Metaplectic and Bipartite representations of SL(2,R)

Question

I have a question about two different oscillator representations of the group $SL(2,\mathbb{R})$. By oscillator representation I mean one using creation and annihilation operators. I want to know if they are equivalent or not. Here are the two representations \begin{equation} B^0 = \frac{a^{\dagger}a - b^\dagger b}{2},\quad B^- = \frac{a^2-(b^{\dagger})^2}{2},\quad B^+ = \frac{(a^\dagger)^2-b^2}{2},\quad \end{equation} and \begin{equation} L^0 = \frac12 (a_1^\dagger a_1 + a_2^\dagger a_2 + 1),\quad L^+ = a_1^\dagger a_2^\dagger,\quad L^- = a_1 a_2, \end{equation} where every oscillator $a,b,a_1,a_2$ has the standard commutation relation \begin{equation} [a,a^\dagger] = 1,\quad [b,b^\dagger] = 1, \quad [a_i,a_j^\dagger] = \delta_{ij}, \end{equation} and the commutators of different oscillators are all zero.

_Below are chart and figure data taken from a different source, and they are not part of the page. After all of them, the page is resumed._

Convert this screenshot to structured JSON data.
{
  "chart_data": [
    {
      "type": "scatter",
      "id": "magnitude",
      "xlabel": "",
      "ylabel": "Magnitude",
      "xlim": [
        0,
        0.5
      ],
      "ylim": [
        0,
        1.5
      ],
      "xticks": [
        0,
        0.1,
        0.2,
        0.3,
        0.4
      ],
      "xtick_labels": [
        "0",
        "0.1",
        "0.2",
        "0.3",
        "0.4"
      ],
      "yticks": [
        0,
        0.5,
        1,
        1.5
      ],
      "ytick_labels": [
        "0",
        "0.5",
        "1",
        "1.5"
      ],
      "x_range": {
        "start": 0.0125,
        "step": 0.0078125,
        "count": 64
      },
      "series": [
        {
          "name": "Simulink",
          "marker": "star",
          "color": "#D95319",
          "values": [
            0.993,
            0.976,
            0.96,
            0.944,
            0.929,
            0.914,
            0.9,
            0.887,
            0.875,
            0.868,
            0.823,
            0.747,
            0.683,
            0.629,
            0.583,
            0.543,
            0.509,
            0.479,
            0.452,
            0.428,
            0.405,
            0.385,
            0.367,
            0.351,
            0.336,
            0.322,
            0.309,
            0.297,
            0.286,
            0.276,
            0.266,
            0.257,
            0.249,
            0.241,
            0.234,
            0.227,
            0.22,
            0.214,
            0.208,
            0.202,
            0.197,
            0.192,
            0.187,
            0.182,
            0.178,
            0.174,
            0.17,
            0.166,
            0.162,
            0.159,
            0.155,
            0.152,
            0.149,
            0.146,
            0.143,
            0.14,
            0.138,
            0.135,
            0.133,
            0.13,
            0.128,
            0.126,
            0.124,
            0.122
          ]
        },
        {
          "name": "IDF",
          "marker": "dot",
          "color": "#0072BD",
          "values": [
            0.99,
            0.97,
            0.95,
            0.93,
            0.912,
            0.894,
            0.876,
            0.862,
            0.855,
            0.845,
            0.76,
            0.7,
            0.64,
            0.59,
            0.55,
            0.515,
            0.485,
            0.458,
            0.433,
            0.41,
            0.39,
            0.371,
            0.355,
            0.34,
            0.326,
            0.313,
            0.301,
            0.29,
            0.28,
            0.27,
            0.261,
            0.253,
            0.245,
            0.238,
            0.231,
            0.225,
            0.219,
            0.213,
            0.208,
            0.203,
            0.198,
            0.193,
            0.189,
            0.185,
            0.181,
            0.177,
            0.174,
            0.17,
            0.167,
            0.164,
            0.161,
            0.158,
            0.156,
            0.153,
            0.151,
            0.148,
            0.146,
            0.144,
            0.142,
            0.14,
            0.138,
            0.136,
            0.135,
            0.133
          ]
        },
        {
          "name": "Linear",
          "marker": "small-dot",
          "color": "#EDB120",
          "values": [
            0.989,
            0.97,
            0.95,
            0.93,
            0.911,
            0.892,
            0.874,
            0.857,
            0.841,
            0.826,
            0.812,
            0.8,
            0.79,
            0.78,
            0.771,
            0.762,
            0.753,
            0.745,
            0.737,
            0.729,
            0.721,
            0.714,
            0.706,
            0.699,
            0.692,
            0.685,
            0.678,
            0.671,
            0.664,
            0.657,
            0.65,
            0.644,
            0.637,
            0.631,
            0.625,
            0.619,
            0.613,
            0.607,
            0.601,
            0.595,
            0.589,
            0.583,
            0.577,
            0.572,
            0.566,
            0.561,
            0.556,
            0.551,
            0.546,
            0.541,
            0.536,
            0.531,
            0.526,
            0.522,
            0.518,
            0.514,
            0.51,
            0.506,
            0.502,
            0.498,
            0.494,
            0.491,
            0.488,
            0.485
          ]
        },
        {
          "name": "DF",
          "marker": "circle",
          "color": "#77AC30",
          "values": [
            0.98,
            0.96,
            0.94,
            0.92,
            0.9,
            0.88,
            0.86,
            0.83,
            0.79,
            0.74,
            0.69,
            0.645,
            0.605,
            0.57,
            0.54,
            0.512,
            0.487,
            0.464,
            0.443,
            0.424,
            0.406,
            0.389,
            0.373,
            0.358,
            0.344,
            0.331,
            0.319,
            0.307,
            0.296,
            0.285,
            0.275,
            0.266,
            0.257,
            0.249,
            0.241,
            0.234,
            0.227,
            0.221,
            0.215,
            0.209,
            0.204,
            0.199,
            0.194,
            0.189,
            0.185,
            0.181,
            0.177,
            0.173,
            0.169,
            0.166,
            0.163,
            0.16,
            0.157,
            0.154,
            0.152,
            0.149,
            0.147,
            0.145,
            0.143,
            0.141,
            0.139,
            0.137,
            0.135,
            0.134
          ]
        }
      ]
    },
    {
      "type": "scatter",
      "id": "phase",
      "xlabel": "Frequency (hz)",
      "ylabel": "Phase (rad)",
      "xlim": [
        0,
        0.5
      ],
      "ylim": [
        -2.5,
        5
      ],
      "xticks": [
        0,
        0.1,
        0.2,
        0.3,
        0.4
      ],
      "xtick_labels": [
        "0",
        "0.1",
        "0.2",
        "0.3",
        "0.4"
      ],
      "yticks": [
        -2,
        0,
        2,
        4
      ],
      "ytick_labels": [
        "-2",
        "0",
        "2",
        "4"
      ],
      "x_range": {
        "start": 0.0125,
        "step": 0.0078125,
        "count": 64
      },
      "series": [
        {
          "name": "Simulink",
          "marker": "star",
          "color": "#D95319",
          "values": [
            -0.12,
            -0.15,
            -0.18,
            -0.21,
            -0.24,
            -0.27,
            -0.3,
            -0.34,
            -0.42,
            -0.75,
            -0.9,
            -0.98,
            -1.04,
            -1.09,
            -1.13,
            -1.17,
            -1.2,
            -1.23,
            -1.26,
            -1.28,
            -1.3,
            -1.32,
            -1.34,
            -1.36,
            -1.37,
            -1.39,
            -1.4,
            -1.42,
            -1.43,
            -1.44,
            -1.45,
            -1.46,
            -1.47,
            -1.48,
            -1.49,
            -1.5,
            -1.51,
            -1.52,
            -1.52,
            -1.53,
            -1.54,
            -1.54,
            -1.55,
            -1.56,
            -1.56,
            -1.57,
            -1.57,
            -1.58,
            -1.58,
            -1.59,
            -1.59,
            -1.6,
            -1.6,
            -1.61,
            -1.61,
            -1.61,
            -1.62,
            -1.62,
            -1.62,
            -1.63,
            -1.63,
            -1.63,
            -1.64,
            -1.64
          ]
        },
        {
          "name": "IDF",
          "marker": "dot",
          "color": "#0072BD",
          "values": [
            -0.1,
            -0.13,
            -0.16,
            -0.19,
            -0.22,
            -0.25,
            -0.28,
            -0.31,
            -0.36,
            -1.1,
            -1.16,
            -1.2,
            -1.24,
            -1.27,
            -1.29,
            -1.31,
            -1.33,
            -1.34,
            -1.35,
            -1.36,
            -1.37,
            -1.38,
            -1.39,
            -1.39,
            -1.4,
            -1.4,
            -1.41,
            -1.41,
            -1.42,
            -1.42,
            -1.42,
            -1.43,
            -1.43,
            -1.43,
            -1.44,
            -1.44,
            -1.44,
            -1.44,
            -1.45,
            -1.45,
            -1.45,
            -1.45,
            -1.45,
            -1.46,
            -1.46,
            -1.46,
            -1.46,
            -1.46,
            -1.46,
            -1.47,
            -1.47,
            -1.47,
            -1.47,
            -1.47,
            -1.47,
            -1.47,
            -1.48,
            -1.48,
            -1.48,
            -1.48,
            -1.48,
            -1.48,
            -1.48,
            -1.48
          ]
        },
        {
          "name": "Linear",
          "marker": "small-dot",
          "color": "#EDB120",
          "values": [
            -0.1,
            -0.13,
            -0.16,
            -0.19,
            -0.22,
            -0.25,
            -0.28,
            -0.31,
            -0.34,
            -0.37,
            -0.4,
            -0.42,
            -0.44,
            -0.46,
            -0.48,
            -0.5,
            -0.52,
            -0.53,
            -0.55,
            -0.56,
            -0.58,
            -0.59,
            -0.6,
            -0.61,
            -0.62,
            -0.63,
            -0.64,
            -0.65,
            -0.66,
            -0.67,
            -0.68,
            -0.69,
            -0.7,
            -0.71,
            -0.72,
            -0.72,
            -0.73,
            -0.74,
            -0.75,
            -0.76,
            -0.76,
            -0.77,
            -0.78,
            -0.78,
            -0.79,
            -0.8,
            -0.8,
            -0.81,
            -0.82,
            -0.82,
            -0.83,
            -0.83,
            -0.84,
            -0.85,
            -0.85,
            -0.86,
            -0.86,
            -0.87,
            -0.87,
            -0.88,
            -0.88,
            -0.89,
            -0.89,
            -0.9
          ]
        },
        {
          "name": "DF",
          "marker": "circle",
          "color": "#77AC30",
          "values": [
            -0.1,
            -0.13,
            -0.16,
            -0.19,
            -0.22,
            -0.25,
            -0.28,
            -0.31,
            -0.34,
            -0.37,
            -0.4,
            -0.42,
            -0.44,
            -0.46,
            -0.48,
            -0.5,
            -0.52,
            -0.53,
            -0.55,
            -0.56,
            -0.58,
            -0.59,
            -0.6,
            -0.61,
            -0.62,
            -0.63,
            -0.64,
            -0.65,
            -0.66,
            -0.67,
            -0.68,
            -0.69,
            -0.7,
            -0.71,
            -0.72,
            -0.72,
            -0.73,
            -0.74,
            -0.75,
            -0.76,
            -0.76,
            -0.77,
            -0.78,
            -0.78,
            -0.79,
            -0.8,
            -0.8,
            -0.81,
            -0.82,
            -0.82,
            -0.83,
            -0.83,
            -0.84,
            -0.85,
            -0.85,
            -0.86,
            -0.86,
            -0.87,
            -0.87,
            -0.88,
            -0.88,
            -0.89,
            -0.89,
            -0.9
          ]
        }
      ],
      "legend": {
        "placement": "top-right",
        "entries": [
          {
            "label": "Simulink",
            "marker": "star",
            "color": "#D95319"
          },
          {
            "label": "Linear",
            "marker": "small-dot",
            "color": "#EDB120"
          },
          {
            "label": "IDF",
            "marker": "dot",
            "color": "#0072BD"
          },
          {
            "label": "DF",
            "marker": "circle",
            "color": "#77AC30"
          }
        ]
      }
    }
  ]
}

One can check that those two representations indeed form the $SL(2,\mathbb{R})$ algebra. \begin{equation} [X^-,X^+] = 2X^0, \quad [X^0,X^-] = -X^-, \quad [X^0,X^+] = X^+, \end{equation} where $X$ can be $B$ or $L$. The question then is, is there any map $(a,b) \leftrightarrow (a_1,a_2)$ that maps the $B$ operators into the $L$ ones. For example my first guess was \begin{align} a &= \frac{a_1+a_2}{\sqrt{2}},\\ b^\dagger &= \frac{a_1-a_2}{\sqrt{2}}, \end{align} which indeed maps $B^\pm$ into $L^\pm$. However the $[b,b^\dagger]$ commutator has the wrong sign and the $B^0$ operators does not map into $L^0$. If anyone has any idea it would be greatly appreciated. Thank you!